Aside from making audio calls to work colleagues and local phone numbers, Teams also allows you to make high quality video calls. You can choose to make video calls to a single participant or even set up video conferencing meetings.

  1. To make your video call, first navigate to your chat list and click on “New Chat” which is just by the search/command box.
  2. Enter the name (or names) of your waiting video call participants into the New Chat field. 
  3. Click the “Type a new message” box just below.  And no, this is not a fluke. By design, Teams’ audio and video call icons would not appear if you do not simulate the first step to a chat. So go on, click that box.
  4. Once the icon appears, click the video call icon, and begin your call.

How Microsoft Teams Connects You to Local Phones

Microsoft Teams is the game changer several businesses have sought after for years. Teams bring interoperability to the game, just as it provides intuitive collaboration. Threaded chats, file storage, meeting notes, making video calls, and PSTN calls are all made possible on one single platform!

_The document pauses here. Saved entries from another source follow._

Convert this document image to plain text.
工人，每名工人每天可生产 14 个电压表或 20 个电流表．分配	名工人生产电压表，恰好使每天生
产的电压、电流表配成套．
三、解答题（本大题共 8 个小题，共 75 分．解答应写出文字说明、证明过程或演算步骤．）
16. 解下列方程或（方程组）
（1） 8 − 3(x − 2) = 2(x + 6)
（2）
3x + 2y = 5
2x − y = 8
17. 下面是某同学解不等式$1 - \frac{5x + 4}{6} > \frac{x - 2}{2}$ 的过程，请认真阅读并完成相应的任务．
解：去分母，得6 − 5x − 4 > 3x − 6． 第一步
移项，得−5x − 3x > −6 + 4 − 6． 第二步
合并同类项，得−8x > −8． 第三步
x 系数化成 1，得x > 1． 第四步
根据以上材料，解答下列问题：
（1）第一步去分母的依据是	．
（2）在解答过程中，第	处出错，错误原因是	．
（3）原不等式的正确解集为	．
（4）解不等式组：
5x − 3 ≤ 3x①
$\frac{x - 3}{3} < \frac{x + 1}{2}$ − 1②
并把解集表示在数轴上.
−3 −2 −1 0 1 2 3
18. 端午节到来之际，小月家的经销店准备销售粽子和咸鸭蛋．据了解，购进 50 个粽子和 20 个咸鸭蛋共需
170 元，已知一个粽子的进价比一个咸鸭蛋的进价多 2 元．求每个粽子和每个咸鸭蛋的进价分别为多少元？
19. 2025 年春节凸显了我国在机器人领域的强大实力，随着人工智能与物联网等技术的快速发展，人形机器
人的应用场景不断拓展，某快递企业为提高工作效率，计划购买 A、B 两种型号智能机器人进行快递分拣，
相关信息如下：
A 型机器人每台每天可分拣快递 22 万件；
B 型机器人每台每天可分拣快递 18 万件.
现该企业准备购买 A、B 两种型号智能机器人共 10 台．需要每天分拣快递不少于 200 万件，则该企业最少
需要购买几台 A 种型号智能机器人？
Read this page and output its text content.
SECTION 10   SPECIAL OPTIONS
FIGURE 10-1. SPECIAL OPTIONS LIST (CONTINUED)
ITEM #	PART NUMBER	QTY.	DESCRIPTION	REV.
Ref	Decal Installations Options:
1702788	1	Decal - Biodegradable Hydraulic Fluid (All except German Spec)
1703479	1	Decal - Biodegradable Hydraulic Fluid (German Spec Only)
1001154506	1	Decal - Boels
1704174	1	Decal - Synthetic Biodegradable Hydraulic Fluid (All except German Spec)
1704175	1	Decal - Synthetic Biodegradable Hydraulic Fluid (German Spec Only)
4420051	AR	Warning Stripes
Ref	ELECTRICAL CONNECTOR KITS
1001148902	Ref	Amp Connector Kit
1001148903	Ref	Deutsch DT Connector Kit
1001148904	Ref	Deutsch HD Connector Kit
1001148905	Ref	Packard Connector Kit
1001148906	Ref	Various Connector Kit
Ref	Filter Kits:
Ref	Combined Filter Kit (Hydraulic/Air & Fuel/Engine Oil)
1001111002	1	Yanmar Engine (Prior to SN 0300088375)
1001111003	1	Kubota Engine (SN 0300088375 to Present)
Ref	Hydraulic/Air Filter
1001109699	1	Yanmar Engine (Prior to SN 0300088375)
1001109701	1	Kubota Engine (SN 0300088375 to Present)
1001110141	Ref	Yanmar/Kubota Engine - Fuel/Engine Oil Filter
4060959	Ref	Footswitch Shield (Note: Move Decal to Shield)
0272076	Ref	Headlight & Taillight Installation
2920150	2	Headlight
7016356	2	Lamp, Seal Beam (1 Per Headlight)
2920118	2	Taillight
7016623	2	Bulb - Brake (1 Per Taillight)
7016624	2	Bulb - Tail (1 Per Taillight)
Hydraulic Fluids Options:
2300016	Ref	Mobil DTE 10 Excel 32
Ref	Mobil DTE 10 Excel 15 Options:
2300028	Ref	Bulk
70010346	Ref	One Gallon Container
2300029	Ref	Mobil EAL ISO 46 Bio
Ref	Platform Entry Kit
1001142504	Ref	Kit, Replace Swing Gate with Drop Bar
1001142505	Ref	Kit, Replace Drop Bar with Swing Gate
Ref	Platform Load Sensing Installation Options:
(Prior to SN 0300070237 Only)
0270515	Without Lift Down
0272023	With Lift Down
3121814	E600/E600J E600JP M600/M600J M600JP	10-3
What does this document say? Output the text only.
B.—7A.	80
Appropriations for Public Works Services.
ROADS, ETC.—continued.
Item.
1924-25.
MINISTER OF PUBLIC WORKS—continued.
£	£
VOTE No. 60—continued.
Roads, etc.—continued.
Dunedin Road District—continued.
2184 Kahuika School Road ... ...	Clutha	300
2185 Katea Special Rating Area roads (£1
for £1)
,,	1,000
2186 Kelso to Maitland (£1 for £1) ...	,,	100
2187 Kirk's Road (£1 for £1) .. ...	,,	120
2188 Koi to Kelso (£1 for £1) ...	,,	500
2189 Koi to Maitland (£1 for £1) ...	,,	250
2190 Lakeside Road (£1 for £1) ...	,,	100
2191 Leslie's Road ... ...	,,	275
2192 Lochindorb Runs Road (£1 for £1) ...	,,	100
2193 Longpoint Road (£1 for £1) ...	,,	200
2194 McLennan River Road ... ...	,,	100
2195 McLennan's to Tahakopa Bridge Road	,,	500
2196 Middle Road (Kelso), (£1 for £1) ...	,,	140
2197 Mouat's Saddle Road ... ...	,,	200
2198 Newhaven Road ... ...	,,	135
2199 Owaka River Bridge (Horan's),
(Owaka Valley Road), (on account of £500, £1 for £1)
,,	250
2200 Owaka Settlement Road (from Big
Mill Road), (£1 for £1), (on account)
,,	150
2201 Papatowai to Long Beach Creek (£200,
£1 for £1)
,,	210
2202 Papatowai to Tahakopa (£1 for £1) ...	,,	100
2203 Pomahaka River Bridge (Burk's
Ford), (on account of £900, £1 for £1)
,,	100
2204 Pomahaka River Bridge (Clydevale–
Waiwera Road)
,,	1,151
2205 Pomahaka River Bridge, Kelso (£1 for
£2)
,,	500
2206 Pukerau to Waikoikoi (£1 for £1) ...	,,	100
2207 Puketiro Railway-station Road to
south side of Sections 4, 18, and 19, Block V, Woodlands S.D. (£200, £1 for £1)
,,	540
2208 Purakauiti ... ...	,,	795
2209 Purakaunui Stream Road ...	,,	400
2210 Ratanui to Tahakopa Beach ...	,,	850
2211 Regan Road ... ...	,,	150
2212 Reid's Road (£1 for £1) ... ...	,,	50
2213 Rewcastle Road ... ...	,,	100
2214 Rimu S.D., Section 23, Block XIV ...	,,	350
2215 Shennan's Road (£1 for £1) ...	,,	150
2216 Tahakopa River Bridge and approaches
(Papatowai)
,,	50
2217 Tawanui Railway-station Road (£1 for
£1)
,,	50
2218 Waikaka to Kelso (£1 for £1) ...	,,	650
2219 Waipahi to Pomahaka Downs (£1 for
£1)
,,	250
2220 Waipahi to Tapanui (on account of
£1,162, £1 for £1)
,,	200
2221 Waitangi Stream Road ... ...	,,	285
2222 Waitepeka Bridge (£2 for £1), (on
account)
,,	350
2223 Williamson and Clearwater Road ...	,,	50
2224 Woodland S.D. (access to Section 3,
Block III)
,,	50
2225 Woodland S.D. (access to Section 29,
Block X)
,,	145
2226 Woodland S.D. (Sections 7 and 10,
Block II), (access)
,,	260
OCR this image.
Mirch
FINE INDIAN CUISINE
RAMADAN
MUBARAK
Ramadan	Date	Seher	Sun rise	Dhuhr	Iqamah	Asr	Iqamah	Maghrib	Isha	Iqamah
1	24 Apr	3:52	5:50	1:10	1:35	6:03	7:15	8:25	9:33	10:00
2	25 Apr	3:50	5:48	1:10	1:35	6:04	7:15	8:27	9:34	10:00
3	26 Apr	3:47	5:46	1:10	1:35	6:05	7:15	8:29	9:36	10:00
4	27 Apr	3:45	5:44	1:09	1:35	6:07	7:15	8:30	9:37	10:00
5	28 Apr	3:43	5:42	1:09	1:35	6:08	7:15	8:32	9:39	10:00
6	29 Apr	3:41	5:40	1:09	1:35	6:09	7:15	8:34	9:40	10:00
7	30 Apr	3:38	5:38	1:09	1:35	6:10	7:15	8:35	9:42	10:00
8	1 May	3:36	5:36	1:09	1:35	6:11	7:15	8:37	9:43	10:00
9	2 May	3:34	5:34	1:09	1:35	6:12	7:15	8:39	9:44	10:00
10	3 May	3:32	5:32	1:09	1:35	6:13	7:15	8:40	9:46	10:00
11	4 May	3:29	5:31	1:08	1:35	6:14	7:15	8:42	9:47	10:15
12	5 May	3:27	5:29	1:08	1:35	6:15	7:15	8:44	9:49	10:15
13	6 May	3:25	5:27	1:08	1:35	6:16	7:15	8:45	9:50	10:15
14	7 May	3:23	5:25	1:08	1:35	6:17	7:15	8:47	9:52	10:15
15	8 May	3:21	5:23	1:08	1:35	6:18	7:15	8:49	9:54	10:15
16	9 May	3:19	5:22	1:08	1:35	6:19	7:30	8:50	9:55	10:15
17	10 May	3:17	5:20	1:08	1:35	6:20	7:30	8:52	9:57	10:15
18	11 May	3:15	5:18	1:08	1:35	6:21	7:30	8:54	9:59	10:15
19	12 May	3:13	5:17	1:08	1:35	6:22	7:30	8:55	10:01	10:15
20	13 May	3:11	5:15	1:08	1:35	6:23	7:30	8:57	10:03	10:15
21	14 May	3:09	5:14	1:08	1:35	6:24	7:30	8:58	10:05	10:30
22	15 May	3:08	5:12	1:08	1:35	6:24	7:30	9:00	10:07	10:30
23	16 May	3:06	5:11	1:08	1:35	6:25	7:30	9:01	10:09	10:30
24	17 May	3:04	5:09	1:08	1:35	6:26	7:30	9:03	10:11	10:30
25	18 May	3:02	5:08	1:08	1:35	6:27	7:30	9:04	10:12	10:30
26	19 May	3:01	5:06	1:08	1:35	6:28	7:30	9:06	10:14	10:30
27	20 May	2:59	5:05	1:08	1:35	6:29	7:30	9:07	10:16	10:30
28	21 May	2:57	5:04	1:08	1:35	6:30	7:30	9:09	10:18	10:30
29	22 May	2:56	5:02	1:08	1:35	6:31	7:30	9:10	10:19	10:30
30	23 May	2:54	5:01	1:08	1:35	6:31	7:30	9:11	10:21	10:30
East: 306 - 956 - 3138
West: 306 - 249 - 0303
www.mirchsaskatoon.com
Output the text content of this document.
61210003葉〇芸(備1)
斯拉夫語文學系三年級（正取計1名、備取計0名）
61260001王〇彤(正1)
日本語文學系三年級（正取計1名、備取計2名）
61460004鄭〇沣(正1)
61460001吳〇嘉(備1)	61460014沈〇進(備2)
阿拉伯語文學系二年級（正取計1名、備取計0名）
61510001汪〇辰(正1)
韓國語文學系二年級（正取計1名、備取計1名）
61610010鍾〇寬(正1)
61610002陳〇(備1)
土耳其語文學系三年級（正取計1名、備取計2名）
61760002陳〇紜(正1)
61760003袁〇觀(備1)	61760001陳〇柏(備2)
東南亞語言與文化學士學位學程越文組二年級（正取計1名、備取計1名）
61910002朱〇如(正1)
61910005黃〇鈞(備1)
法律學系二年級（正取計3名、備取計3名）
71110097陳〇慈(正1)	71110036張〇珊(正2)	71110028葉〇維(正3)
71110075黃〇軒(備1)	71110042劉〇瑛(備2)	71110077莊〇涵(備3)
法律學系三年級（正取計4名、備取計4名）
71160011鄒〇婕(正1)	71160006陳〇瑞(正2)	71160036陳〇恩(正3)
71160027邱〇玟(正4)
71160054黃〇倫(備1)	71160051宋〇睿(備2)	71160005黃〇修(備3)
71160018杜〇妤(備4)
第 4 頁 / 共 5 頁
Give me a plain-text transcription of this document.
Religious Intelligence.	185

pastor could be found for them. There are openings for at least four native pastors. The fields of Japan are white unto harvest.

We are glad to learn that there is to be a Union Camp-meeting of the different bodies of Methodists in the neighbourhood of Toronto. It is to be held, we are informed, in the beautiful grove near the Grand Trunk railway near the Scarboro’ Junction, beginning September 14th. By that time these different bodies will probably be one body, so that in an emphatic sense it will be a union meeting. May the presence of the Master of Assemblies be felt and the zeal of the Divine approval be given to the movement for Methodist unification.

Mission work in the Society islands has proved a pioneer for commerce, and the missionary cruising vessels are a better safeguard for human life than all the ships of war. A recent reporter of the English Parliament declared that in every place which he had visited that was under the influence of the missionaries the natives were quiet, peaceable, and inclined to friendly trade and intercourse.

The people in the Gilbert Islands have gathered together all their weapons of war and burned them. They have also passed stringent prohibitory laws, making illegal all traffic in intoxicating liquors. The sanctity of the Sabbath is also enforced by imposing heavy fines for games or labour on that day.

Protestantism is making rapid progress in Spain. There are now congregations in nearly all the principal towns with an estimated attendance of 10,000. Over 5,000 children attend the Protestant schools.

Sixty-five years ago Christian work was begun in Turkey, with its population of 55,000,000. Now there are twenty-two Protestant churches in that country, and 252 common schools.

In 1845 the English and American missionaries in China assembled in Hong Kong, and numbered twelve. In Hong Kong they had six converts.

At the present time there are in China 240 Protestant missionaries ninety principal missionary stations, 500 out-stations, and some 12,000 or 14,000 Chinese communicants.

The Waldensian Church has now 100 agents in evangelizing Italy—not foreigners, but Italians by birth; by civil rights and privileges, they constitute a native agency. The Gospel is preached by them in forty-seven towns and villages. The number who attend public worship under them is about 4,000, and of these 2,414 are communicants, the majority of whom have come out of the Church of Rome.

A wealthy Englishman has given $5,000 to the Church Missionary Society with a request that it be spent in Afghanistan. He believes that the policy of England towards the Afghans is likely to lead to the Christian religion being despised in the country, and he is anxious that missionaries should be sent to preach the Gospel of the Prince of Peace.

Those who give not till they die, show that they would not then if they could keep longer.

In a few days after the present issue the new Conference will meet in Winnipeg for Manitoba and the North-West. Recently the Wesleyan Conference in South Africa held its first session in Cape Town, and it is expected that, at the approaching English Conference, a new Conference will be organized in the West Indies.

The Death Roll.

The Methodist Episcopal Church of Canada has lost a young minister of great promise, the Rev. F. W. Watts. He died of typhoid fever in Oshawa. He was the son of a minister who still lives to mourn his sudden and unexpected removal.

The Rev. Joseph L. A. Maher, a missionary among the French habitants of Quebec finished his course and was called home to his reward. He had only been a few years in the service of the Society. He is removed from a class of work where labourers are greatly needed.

Thus Teams does not only allow you to make calls within the platform to contacts and participants in your organization, with Direct Routing, you can make calls to local phone numbers as well! This is to say Teams can integrate with existing cloud-based phone systems in your business with ease while offering even better advantages.

Using Teams Voice

While Microsoft Teams, originally, did not have a functionality capable of making phone calls to landlines, the Teams Voice add-on helps you call landlines and cell phone numbers right from within your application.

Also, as Teams Voice is completely integrated into Microsoft 365, you can call your contacts from Outlook. You can even call individuals who email you provided they list their contact numbers in their signatures. Get the number, hit the contact number, and Teams Voice does the rest! 

Connecting you With Direct Routing

With Direct Routing, Microsoft Teams can now function as the perfect business phone system. The platform acts as a PBX(Private Branch Exchange) capable of connecting to PSTN networks by using two important elements: SBC and SIP Trunks.

The two elements make it possible to connect to traditional networks via the internet while guaranteeing flexibility as well as security.

Direct routing, therefore, gives you the opportunity of selecting your network provider, so that by connecting Teams with an external line, you can securely make calls to virtually any number in the world regardless of network. 

Microsoft Teams Direct Routing connects users’ calls – either inbound or outbound – to local providers which serve as the third parties,  and which also determine how much tariff is eventually charged. This is why direct routing is best suited to businesses and companies who want more control over their tariff charges and more flexibility outside Microsoft call plans. Incidentally, Microsoft Teams is just flexible enough to allow that!

Summary

The future is here. If anything, this article has just proved to you how versatile Microsoft Teams is in catering to your communication needs. And if you’re the classic type, the nostalgic one ever insistent on good old traditional methods, Teams’ offering of using third-party handsets approved by Microsoft might just be exactly what you need!

Whatever your choice, it is clear now, you can’t go wrong with that call. Make it.